The declaration was made Wednesday by U.S. Secretary of State Antony Blinken, nearly eight months after war erupted in the northeast African nation between the Sudanese Armed Forces and its breakaway Rapid Support Forces on April 15.
He also determined that members of the RSF and allied militias have committed crimes against humanity and ethnic cleansing.
"The expansion of the needless conflict between RSF and the SAF has caused grievous human suffering," Blinken said in a statement.
"The SAF and the RSF must stop this conflict now, comply with their obligations under international humanitarian and human rights law, and hold accountable those responsible for atrocities."
The determinations follow "careful analysis of the law and available facts," Blinken said, while listing a litany of atrocities committed by both sides including the execution of detainees and the use of sexual violence against women and girls. The RSF has also been accused of targeting the same communities who survived the Darfur genocide that occurred nearly two decades ago.

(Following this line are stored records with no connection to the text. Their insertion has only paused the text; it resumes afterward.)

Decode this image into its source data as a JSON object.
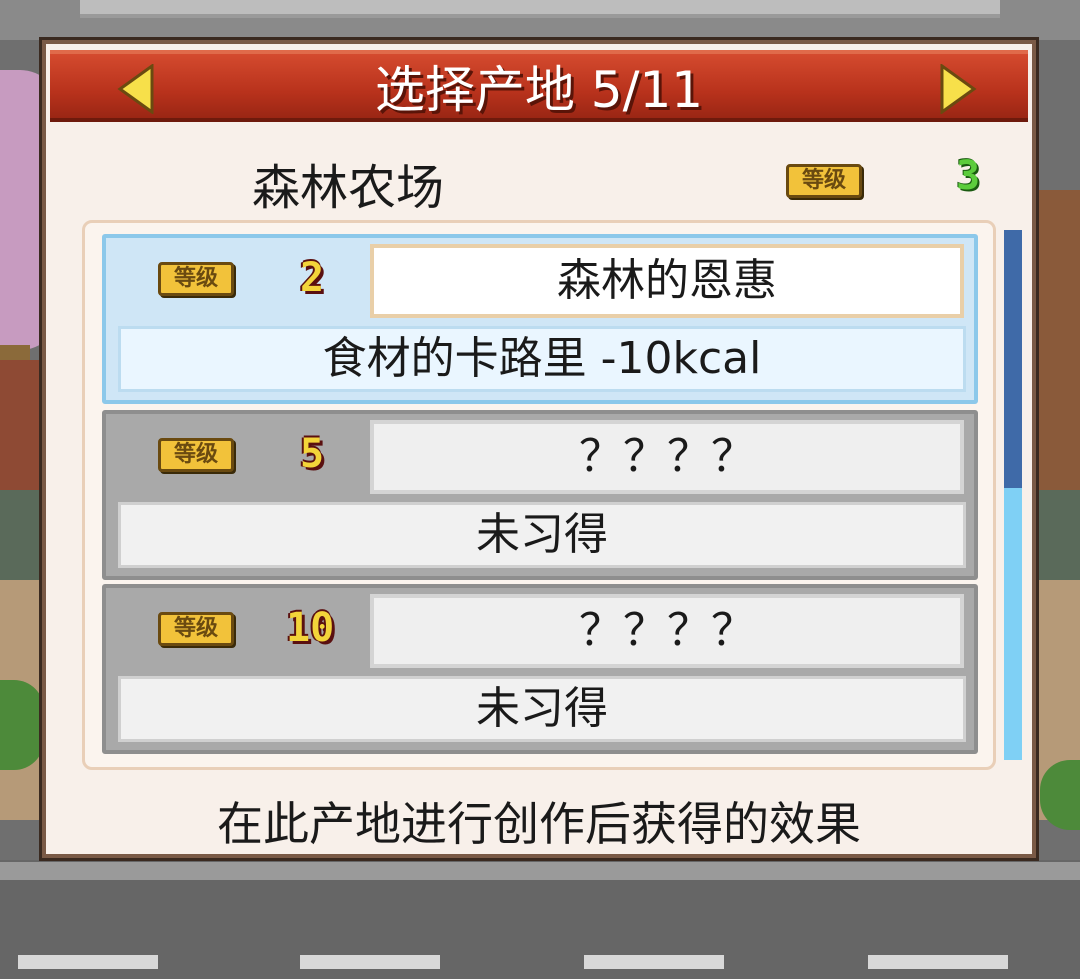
{
  "header": {
    "title": "选择产地 5/11",
    "prev_icon": "arrow-left-icon",
    "next_icon": "arrow-right-icon"
  },
  "farm": {
    "name": "森林农场",
    "level_badge": "等级",
    "level": "3"
  },
  "perks": [
    {
      "level_badge": "等级",
      "level": "2",
      "name": "森林的恩惠",
      "description": "食材的卡路里 -10kcal",
      "unlocked": true
    },
    {
      "level_badge": "等级",
      "level": "5",
      "name": "？？？？",
      "description": "未习得",
      "unlocked": false
    },
    {
      "level_badge": "等级",
      "level": "10",
      "name": "？？？？",
      "description": "未习得",
      "unlocked": false
    }
  ],
  "footer": {
    "note": "在此产地进行创作后获得的效果"
  },
  "colors": {
    "header_red": "#b8321c",
    "badge_gold": "#f2c23a",
    "level_green": "#5ccc3c",
    "active_row": "#cfe6f6",
    "locked_row": "#a9a9a9",
    "scroll_thumb": "#3f6aa8"
  }
}
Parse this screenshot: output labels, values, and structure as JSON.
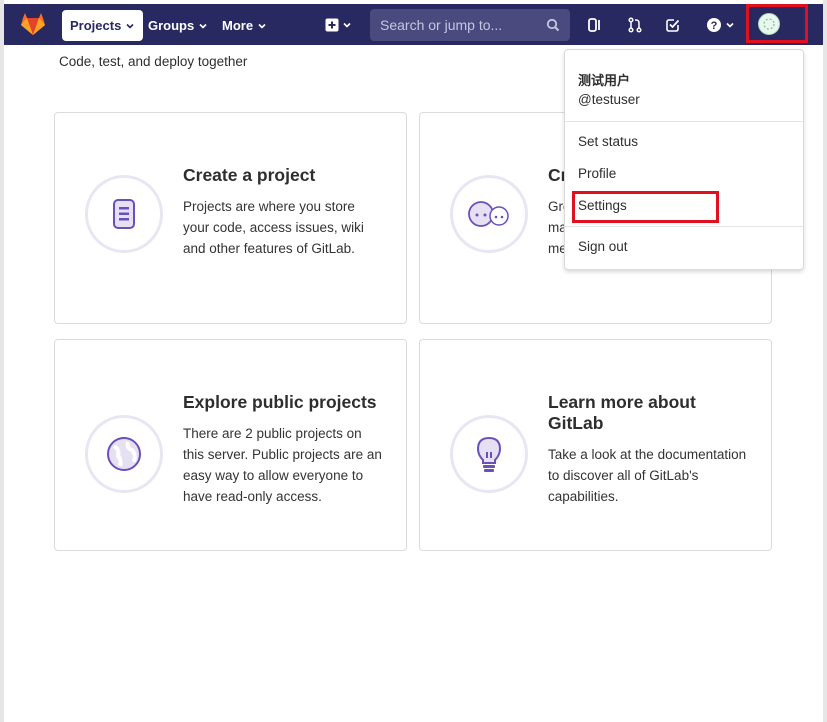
{
  "navbar": {
    "projects_label": "Projects",
    "groups_label": "Groups",
    "more_label": "More",
    "search_placeholder": "Search or jump to...",
    "accent_color": "#292961"
  },
  "main": {
    "tagline": "Code, test, and deploy together",
    "cards": [
      {
        "title": "Create a project",
        "text": "Projects are where you store your code, access issues, wiki and other features of GitLab.",
        "icon": "project-icon"
      },
      {
        "title": "Cr",
        "text_lines": [
          "Gro",
          "ma",
          "me"
        ],
        "icon": "group-icon"
      },
      {
        "title": "Explore public projects",
        "text": "There are 2 public projects on this server. Public projects are an easy way to allow everyone to have read-only access.",
        "icon": "globe-icon"
      },
      {
        "title": "Learn more about GitLab",
        "text": "Take a look at the documentation to discover all of GitLab's capabilities.",
        "icon": "lightbulb-icon"
      }
    ]
  },
  "user_menu": {
    "display_name": "测试用户",
    "username": "@testuser",
    "items": [
      "Set status",
      "Profile",
      "Settings",
      "Sign out"
    ],
    "highlight_color": "#e0101e"
  }
}
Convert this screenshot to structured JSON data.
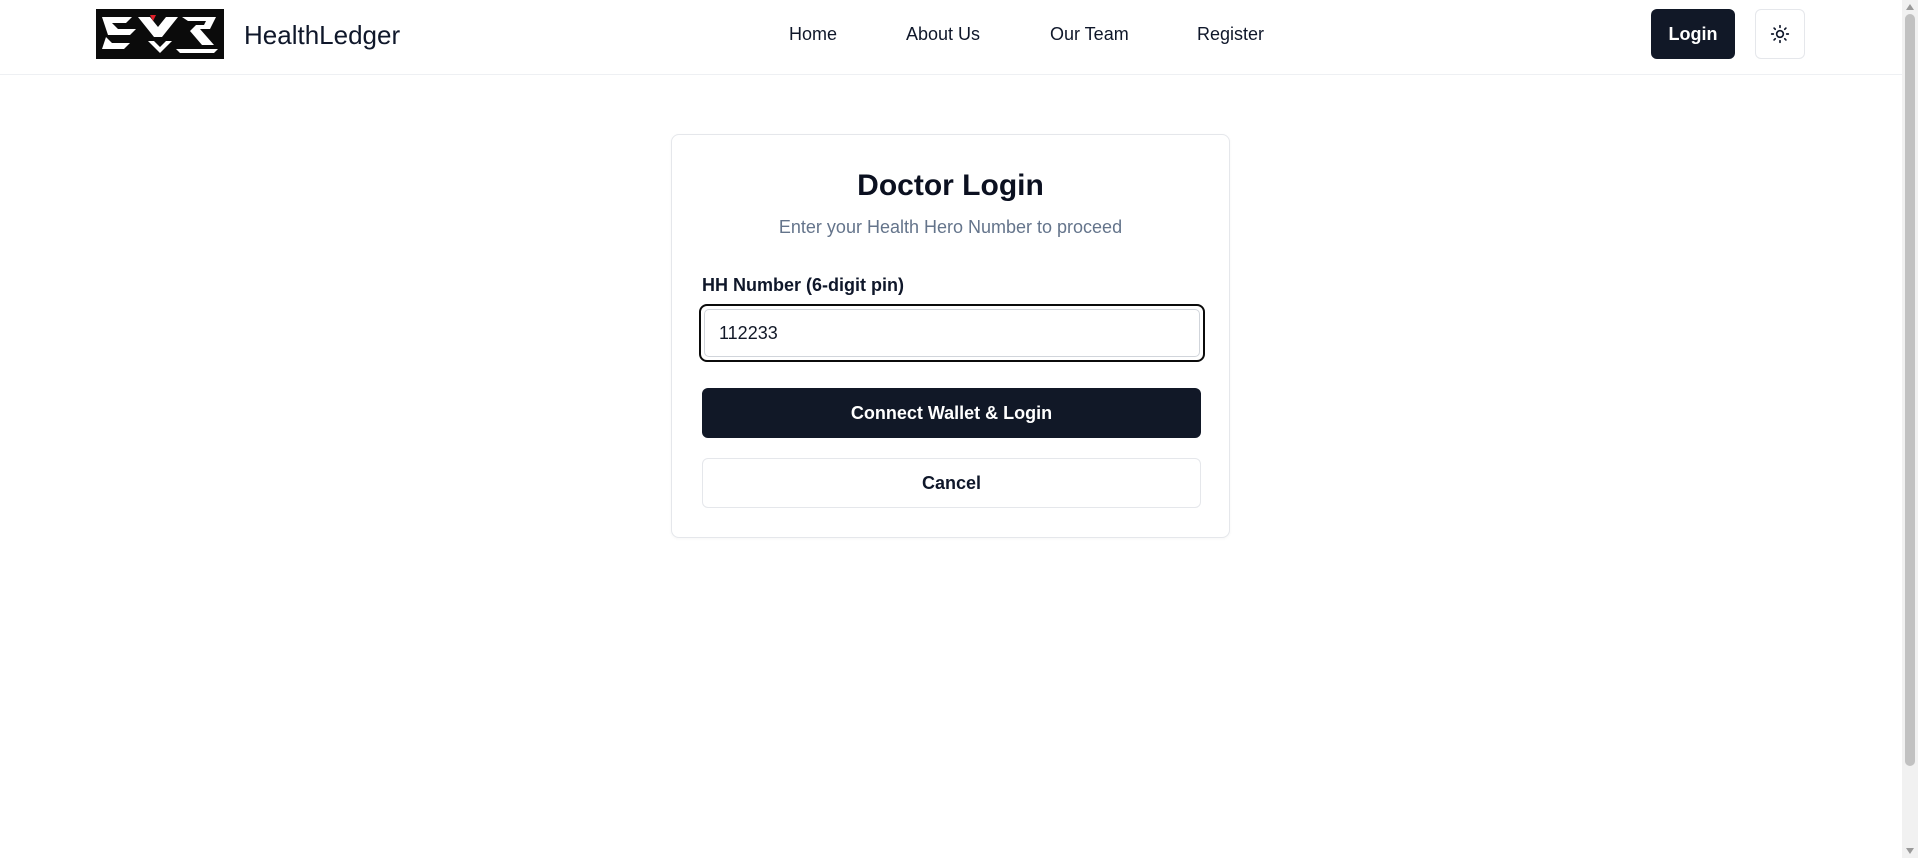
{
  "header": {
    "logo_icon": "ehr-logo",
    "brand_name": "HealthLedger",
    "nav": [
      {
        "label": "Home"
      },
      {
        "label": "About Us"
      },
      {
        "label": "Our Team"
      },
      {
        "label": "Register"
      }
    ],
    "login_label": "Login",
    "theme_icon": "sun-icon"
  },
  "login_card": {
    "title": "Doctor Login",
    "subtitle": "Enter your Health Hero Number to proceed",
    "field_label": "HH Number (6-digit pin)",
    "field_value": "112233",
    "primary_button": "Connect Wallet & Login",
    "secondary_button": "Cancel"
  },
  "colors": {
    "primary": "#111827",
    "muted_text": "#64748b",
    "logo_accent": "#e0202a"
  }
}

Blinken explained the determinations provide "force and renewed urgency" for African and international efforts to end the violence and address the humanitarian and human rights crises.
The determinations come in the wake of negotiations between the two sides having fallen apart, and a week after the Security Council terminated the United Nations mission to the country after Khartoum called for its withdrawal last month.
Though the determinations made by Blinken on Wednesday do not come with sanctions or new punitive tools, State Department spokesman Matthew Miller defended the action to reporters during a press conference.
"It is important to send a signal to the international community what in fact has happened here," he said. "We think it's important to point that out and call it what it is."
Asked about additional sanctions, Miller said they have imposed Sudan-related sanctions and though none were imposed Wednesday that doesn't mean the tool won't be used in the future.
"We have taken sanctions in the past and we are ready to impose additional measures if and when we have developed appropriate facts to support them," he said.
For years, Sudan had teetered on the precipice of war following the ousting of the country's former three-decade dictator government of President Omar al-Bashir in a civilian-backed coup in 2019.
Amid its crawl toward civil rule, Sudan's military leader Gen. Abdul Fattah al-Burhan and his deputy, RSF head Gen. Mohamed Hamdan Dagalo, executed another coup but infighting over control of the government turned into bloodshed mid-April.
According to U.N. statistics from mid-October, some 9,000 people have been killed in the conflict and more than 5.6 million have been displaced with 25 million in need of aid.